Nous sommes à l’époque des renoncements et des destructions. D’autres moments de l’histoire ont été comme cela, une partie de la Révolution Française, la Révolution Culturelle de Mao Dzedong, d’autres époques de transition à l’intérieur de l’histoire chinoise. On a envie de répondre avec un malin sourire : oui, mais à chaque fois, on en est revenu. La Chine d’aujourd’hui n’a pas assez de mots fleuris pour honorer Confucius (alors qu’il était banni sous Mao) et il y a beau temps que, chez nous, l’art de l’ancien régime a été reconsidéré. Mais ne faisons pas les malins : cette fois, l’offensive est plus grave, bien plus sérieuse, puisqu’elle a toutes les puissances du capitalisme néo-libéral derrière elle. Il s’agit de rien de moins que convaincre que TOUT est marchandise, vous avez bien compris : TOUT, y compris évidemment l’art, la littérature, la poésie, l’amour. Y aura-t-il encore « besoin » d’amour lorsque les casques de réalité virtuelle vous donneront toutes les sensations que l’on éprouvait autrefois dans les bras d’une belle ou d’un beau? Lorsque l’on entend : « mais qui est-il celui-là, pour émettre un jugement (sur telle ou telle star des médias, du genre de Nabila ou de Kim Kardashian) ? » il faut entendre : « que vaut-il ? Quelle somme d’argent représente-t-il ? ». Autrefois, Staline disait : « le Pape, combien de divisions ? » aujourd’hui remplacé par : « Untel, combien de millions ? ». Il n’y a pas de valeur autre que l’argent car l’argent est la valeur universelle, celle en laquelle tout peut se convertir, l’eau comme l’amour, l’amour comme le plaisir des paysages.

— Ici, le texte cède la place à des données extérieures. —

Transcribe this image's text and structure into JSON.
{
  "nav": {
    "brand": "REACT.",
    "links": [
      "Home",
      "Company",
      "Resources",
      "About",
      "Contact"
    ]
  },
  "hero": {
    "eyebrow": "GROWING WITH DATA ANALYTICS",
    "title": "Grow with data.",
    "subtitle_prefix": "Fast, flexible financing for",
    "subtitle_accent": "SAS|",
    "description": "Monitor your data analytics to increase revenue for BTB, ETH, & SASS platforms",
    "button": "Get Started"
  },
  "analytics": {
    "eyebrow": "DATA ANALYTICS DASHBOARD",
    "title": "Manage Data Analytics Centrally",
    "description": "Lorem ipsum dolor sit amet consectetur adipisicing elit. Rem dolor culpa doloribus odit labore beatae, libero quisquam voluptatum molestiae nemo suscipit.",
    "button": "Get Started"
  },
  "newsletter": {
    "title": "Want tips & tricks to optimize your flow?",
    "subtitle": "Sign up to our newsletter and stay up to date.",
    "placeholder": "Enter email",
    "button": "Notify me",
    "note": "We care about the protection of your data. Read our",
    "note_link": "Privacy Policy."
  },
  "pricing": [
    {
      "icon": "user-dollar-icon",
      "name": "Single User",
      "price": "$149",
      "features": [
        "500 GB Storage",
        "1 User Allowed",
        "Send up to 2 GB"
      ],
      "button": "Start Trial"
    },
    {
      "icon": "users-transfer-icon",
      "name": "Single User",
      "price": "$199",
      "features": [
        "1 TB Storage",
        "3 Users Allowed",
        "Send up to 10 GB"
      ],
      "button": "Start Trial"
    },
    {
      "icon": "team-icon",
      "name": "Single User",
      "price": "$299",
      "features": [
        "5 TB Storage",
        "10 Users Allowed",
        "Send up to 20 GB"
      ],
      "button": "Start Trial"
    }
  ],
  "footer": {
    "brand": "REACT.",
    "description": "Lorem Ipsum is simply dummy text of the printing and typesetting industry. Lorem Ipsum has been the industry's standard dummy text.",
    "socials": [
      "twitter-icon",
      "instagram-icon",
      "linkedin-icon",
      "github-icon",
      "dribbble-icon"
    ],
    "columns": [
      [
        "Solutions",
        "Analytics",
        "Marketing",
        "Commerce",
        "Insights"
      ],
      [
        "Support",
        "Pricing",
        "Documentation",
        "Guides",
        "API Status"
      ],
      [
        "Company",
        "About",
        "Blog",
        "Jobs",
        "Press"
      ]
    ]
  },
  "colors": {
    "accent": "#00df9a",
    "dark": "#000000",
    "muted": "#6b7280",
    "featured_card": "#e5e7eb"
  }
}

J’entends déjà ici quelques benêts me dire : « et alors, qu’as-tu contre l’argent ? Ne peut-il justement être conçu comme valeur universelle – sous-entendu : ceux qui arrivent à gagner de l’argent ont bien quelque valeur par eux-mêmes pour arriver là », à cela on répondra que plus une valeur (ou un concept mais ici les deux se recouvrent) est riche en extension, plus elle est pauvre en compréhension. Parce que l’argent peut tout, il est, dans son essence, minimal, ce qui veut dire évidemment qu’il existe (au grand dam des puissances d’argent) des valeurs qui, elles, sont d’extension peut-être faibles (notamment fleurissant dans des cultures particulières, spécifiques à ces dernières) mais qui ont en contre-partie une compréhension forte : elles ne sont pas négociables. Ainsi, en principe, la poésie et l’amour ne sont pas négociables. Jusqu’à ce que…
Dernière attaque en date de ce deuxième monde « culturel », qui vient de réussir un coup énorme : le prix Nobel de littérature décerné à Bob Dylan… autrement dit, quand un tel prix, censé récompenser les plus grands écrivains, honore un chanteur de variétés, on atteint le premier monde au coeur de ses croyances, et c’est bien fait pour lui, il n’a pas à « s’en croire » ainsi. Les défenseurs de cette attribution, en privé, ricanent : c’est vrai, concèdent-ils, que Dylan a écrit beaucoup de textes et de chansons bien médiocres, mais il n’importe, le fait est là : on a enfoncé un coin dans la transcendance, on a glorifié une nouvelle fois le veau d’or. Le règne de la marchandise se généralise encore quand la vraie littérature est appelée à mourir. Car qui, après ça, osera encore écrire de la poésie, des romans un tant soit peu « écrits » ?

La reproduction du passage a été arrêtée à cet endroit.